Controversial commissioner accused of putting employees in tough spot

? New Kansas Education Commissioner Bob Corkins’ transition team has been asking State Department of Education employees whether they support private school vouchers.

In private interviews with employees, the transition team, appointed by Corkins after he was hired last month, has asked, “What is your general reaction to school choice, charter schools and parental empowerment?”

Some department employees confirmed to the Journal-World that they had been asked the question but asked to remain anonymous.

Christy Levings, president of the Kansas-National Education Assn., said the question was unfair.

“It’s a difficult position to put state employees in,” Levings said because Corkins is a known supporter of vouchers, which allows the use of state tax dollars to send students to private schools.

Corkins has said vouchers will improve public schools by providing competition and more choices for parents.

Corkins, and his transitional chief, Dan Harden, did not return telephone calls seeking comment on the voucher questions being put to employees.

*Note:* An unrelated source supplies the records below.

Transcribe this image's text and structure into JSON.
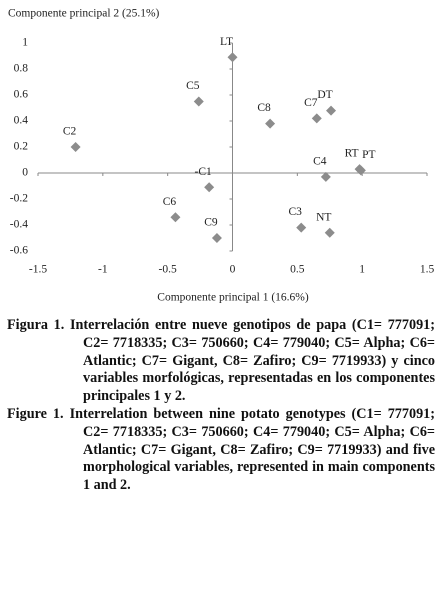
{
  "chart_data": {
    "type": "scatter",
    "title": "Componente principal 2 (25.1%)",
    "x_label": "Componente principal 1 (16.6%)",
    "labels": [
      "LT",
      "C5",
      "C8",
      "C7",
      "DT",
      "C2",
      "RT",
      "PT",
      "C4",
      "-C1",
      "C6",
      "C9",
      "C3",
      "NT"
    ],
    "x": [
      0,
      -0.26,
      0.29,
      0.65,
      0.76,
      -1.21,
      0.98,
      0.99,
      0.72,
      -0.18,
      -0.44,
      -0.12,
      0.53,
      0.75
    ],
    "values": [
      0.89,
      0.55,
      0.38,
      0.42,
      0.48,
      0.2,
      0.03,
      0.02,
      -0.03,
      -0.11,
      -0.34,
      -0.5,
      -0.42,
      -0.46
    ],
    "color": "#8c8c8c",
    "xlim": [
      -1.5,
      1.5
    ],
    "xticks": [
      -1.5,
      -1,
      -0.5,
      0,
      0.5,
      1,
      1.5
    ],
    "ylim": [
      -0.6,
      1
    ],
    "yticks": [
      -0.6,
      -0.4,
      -0.2,
      0,
      0.2,
      0.4,
      0.6,
      0.8,
      1
    ]
  },
  "caption": {
    "es": {
      "label": "Figura 1.",
      "text": "Interrelación entre nueve genotipos de papa (C1= 777091; C2= 7718335; C3= 750660; C4= 779040; C5= Alpha; C6= Atlantic; C7= Gigant, C8= Zafiro; C9= 7719933) y cinco variables morfológicas, representadas en los componentes principales 1 y 2."
    },
    "en": {
      "label": "Figure 1.",
      "text": "Interrelation between nine potato genotypes (C1= 777091; C2= 7718335; C3= 750660; C4= 779040; C5= Alpha; C6= Atlantic; C7= Gigant, C8= Zafiro; C9= 7719933) and five morphological variables, represented in main components 1 and 2."
    }
  }
}
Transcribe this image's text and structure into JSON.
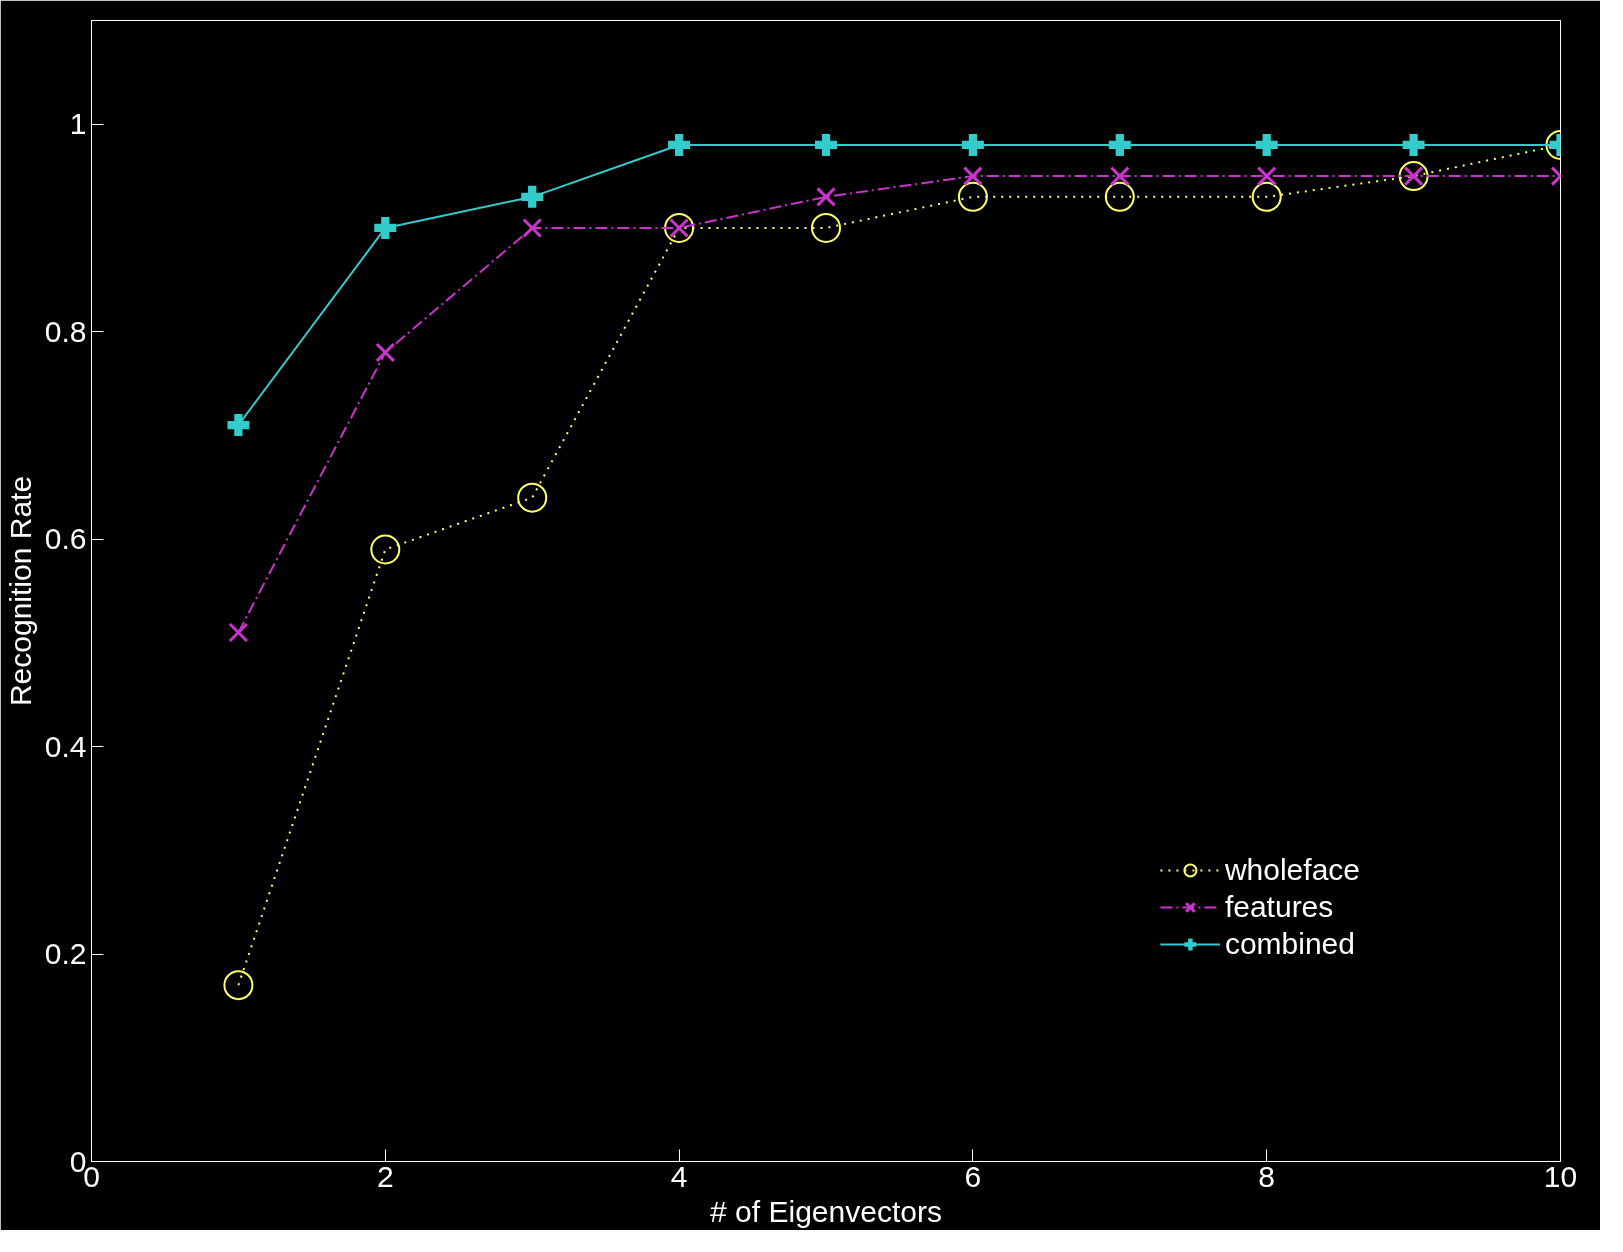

State Board of Education member Kenneth Willard, a Republican from Hutchinson, said he hadn’t heard of such questioning. He said he didn’t think it would be inappropriate to ask the question even though the board has not taken an official position on vouchers.

Board member Connie Morris, a Republican from St. Francis, said education department employees shouldn’t feel threatened if they don’t support vouchers.

“Since the board and department of education are addressing numerous issues, I hardly believe a difference of opinion on one of many projects would cause a colleague concern for their position,” Morris said.

The KNEA and several other school groups oppose vouchers, saying it will rob funds from public schools and programs that are helping students.

Levings said the questioning of state employees about vouchers is part of an all-out blitz for a voucher program from Corkins and his 6-4 majority on the education board.

“There is obviously an agenda and it’s ‘we have six votes on the board and will run it as hard and fast as we can,'” Levings said.

That assessment was based on Corkins’ public statements since his hiring last month and the people he has brought around him, she said.

Corkins went on a 12-city tour this week in western Kansas in which he promoted vouchers and charter schools, which are schools that operate independently of some state rules.

Interviews with people who attended the meetings said Corkins wasn’t there to listen to the local concerns.

Corkins was hired by the 6-4 majority to the $140,000-per-year job even though he had no professional educational experience. He had been head of a think tank that worked against public schools.

After his appointment to the commissioner post, he hired Harden, a conservative professor at Washburn University, to lead his transition effort.

On Thursday, he announced the hiring of David Awbrey as communications director for the education agency for $76,000 per year. Awbrey, a former editorial page editor for The Wichita Eagle, often criticized public schools for resisting change.